NextEra Energy Partners LP has entered into a definitive agreement with Canada Pension Plan Investment Board (CPPIB) for the sale of its portfolio of wind and solar generation assets in Ontario.
NextEra is selling the assets for a total consideration of approximately $582.3 million, including the net present value of the operations and maintenance origination fee, subject to customary working capital and other adjustments, plus the assumption by the purchaser of approximately $689 million in existing debt. An affiliate of NextEra Energy Resources will continue to operate all of the facilities included in the transaction under a 10-year services agreement with CPPIB.
The transaction includes the sale of six fully contracted wind and solar assets with an average contract life of approximately 16 years and 10-year average cash available for distribution (CAFD) of $38.4 million. The portfolio has a combined total generating capacity of approximately 396 MW:
- Bluewater, a 59.9 MW wind facility;
- Conestogo, a 22.9 MW wind facility;
- Jericho, a 149 MW wind facility;
- Summerhaven, a 124.4 MW wind facility;
- Moore, a 20 MW solar facility; and
- Sombra, a 20 MW solar facility.
NextEra Energy Partners expects the sale to close during the second quarter. The transaction is subject to receipt of regulatory approvals and satisfaction of customary closing conditions, the company notes.
“We are pleased to reach this agreement with CPPIB for the sale of our Canadian portfolio, which we expect will be accretive to NextEra Energy Partners’ long-term growth,” comments Jim Robo, chairman and CEO. “The sale of these assets, at a very attractive 10-year average CAFD yield of 6.6 percent, including the present value of the O&M origination fee, highlights the underlying strength of the partnership’s renewable portfolio.
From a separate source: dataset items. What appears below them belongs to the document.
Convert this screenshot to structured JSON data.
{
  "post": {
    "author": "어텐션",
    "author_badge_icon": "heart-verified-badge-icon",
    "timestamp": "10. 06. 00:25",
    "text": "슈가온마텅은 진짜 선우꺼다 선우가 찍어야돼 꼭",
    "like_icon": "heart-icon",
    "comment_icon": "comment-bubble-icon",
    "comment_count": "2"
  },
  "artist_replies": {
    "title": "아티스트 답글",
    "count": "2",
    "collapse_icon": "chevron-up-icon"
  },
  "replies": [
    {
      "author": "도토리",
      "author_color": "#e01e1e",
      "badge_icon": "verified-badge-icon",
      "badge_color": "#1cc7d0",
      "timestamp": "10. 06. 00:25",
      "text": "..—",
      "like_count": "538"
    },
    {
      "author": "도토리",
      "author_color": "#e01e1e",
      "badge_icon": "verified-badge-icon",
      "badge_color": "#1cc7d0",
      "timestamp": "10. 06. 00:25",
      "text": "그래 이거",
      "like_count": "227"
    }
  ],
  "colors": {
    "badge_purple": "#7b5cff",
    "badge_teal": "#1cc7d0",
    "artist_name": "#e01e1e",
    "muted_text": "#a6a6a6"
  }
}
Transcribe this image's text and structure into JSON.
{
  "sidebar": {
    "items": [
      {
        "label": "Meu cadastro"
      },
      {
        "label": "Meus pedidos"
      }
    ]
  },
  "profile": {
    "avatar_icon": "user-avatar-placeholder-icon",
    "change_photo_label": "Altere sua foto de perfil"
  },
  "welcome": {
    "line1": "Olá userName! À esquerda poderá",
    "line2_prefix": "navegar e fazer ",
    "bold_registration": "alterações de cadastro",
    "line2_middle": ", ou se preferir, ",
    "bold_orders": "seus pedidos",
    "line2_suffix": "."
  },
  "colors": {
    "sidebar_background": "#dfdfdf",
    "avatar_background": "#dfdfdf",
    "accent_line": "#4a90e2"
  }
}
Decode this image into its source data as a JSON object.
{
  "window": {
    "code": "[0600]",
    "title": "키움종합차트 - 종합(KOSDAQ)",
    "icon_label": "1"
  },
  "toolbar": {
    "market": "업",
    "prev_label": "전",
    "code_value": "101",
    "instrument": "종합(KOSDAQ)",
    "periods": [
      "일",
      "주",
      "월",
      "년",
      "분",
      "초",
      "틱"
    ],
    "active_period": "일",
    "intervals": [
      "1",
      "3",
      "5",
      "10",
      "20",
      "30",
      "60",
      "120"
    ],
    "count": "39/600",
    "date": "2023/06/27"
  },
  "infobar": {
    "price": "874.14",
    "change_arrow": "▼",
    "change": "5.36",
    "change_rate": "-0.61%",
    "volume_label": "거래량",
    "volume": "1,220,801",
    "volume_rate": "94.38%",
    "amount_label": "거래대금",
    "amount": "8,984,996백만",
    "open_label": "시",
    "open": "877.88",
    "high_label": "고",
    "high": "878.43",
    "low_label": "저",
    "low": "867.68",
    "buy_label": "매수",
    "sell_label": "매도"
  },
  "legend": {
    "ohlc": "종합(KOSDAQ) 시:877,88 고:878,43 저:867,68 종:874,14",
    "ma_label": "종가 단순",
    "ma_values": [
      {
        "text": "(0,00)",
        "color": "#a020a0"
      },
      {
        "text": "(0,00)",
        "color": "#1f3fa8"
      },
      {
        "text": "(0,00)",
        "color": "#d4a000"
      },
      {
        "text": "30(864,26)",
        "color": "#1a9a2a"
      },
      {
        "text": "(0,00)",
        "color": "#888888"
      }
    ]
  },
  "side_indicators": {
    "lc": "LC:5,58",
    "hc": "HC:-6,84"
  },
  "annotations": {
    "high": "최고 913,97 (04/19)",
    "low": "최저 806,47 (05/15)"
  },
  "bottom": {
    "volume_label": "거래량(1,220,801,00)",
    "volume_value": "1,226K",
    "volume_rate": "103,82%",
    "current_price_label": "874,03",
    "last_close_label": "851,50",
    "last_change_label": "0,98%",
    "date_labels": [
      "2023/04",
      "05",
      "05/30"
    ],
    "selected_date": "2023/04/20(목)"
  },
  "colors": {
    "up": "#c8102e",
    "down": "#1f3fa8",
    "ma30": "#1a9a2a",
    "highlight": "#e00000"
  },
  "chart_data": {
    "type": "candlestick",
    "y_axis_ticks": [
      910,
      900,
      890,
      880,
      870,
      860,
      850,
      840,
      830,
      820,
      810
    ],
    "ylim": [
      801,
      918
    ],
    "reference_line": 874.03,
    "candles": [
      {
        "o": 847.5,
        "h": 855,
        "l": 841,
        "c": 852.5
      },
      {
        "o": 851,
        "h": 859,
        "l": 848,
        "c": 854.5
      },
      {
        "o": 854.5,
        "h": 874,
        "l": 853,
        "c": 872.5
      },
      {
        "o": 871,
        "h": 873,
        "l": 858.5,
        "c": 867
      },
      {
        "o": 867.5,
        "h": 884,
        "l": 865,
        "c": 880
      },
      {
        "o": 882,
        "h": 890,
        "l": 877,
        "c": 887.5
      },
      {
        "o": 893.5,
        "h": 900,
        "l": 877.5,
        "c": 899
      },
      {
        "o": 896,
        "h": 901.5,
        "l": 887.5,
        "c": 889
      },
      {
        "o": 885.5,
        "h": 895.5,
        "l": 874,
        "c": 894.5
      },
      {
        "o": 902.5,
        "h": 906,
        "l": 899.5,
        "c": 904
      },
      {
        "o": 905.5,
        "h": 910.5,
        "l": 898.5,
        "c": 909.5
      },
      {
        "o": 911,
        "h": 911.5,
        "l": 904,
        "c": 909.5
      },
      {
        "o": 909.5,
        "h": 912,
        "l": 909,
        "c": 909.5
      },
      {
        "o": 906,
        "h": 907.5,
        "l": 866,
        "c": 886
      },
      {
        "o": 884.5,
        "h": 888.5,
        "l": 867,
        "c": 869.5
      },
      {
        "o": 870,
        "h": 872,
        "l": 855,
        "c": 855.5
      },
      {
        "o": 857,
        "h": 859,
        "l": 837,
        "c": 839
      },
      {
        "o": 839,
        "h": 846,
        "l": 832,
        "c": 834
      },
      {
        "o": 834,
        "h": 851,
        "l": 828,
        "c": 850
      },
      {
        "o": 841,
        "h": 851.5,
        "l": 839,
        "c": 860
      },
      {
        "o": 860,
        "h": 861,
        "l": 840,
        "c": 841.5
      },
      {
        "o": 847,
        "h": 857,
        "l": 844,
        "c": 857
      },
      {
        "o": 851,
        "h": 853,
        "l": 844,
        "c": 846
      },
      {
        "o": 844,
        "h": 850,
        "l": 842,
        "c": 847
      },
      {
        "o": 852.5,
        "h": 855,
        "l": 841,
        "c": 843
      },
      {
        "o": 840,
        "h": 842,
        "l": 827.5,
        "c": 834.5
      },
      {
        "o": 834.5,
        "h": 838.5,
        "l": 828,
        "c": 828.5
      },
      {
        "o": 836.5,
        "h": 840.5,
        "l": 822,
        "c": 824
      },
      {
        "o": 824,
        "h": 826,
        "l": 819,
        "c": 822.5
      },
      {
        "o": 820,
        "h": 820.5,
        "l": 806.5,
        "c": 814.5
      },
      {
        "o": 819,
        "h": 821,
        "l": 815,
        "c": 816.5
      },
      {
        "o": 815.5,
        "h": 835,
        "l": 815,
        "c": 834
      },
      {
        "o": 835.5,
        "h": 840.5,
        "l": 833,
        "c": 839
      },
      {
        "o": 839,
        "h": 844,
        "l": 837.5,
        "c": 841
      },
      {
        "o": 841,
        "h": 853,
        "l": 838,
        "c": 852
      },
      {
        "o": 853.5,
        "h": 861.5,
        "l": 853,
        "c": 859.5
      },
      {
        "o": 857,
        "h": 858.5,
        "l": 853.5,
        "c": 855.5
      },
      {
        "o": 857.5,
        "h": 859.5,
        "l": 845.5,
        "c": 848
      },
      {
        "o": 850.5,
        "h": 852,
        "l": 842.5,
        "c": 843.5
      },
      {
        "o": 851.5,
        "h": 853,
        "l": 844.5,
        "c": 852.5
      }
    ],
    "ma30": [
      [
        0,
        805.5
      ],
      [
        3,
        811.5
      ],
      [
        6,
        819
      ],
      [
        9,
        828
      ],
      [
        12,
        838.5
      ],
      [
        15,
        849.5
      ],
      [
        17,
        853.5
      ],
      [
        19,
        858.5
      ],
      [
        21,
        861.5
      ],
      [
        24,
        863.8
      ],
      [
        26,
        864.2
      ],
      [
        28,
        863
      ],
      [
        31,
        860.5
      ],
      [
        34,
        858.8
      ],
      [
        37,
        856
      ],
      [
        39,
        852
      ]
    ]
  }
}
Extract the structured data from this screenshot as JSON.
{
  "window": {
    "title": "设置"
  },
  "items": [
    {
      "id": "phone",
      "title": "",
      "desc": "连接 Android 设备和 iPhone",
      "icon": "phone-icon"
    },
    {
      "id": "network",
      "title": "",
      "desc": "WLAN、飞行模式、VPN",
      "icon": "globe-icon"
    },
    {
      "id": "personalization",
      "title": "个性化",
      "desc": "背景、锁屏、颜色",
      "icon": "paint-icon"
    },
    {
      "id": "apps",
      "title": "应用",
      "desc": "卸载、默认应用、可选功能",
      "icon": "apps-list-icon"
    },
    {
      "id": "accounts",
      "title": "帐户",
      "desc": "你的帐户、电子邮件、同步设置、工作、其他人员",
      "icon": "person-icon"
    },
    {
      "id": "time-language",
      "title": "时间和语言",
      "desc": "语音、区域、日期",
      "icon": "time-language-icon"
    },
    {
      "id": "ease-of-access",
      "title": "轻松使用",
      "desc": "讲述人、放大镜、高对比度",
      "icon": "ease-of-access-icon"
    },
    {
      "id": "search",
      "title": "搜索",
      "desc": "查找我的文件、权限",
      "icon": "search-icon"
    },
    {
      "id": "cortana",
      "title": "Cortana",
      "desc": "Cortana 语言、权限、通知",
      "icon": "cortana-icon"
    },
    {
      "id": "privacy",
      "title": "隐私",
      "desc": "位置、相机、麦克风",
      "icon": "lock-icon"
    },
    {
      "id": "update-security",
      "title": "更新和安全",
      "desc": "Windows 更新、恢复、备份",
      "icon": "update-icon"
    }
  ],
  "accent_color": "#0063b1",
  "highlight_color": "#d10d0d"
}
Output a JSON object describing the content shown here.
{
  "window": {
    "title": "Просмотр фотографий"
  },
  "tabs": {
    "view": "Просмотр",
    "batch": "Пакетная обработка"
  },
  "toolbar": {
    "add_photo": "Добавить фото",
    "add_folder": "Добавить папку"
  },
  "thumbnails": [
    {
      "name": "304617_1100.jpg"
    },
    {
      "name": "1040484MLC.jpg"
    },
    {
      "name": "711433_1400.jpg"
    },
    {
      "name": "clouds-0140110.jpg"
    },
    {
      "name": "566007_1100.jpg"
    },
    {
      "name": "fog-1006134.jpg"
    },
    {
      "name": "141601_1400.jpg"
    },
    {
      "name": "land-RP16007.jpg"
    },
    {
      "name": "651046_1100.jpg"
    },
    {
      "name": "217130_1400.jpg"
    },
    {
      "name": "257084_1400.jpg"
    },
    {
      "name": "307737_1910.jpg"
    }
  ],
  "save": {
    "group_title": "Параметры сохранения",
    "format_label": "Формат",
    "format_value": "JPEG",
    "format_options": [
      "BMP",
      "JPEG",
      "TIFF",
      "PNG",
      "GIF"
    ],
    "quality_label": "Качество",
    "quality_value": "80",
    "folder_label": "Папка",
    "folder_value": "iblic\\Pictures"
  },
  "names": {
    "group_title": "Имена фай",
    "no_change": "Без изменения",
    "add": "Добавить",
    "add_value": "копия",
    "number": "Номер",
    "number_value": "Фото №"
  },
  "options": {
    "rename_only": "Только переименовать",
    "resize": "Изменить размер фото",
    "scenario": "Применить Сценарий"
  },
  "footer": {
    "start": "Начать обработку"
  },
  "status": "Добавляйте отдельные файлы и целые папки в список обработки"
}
As discussed during our earnings call in January, we expect the sale of the Canadian portfolio to enable us to recycle capital back into U.S. assets, which benefit from a longer federal income tax shield and a lower effective corporate tax rate, allowing NextEra Energy Partners to retain more CAFD in the future for every $1 invested. We expect to accretively redeploy the proceeds from this transaction to acquire higher-yielding U.S. assets from either third parties or NextEra Energy Resources.”
NextEra Energy Partners continues to expect a Dec. 31, 2018, run rate for adjusted EBITDA of $1.00 billion to $1.15 billion and CAFD of $360 million to $400 million, reflecting calendar-year 2019 expectations for the forecasted portfolio at year-end 2018.
Citi and CIBC Capital Markets are serving as financial advisors to NextEra Energy, and McCarthy Tétrault LLP and Gowling WLG (Canada) LLP are legal counsel.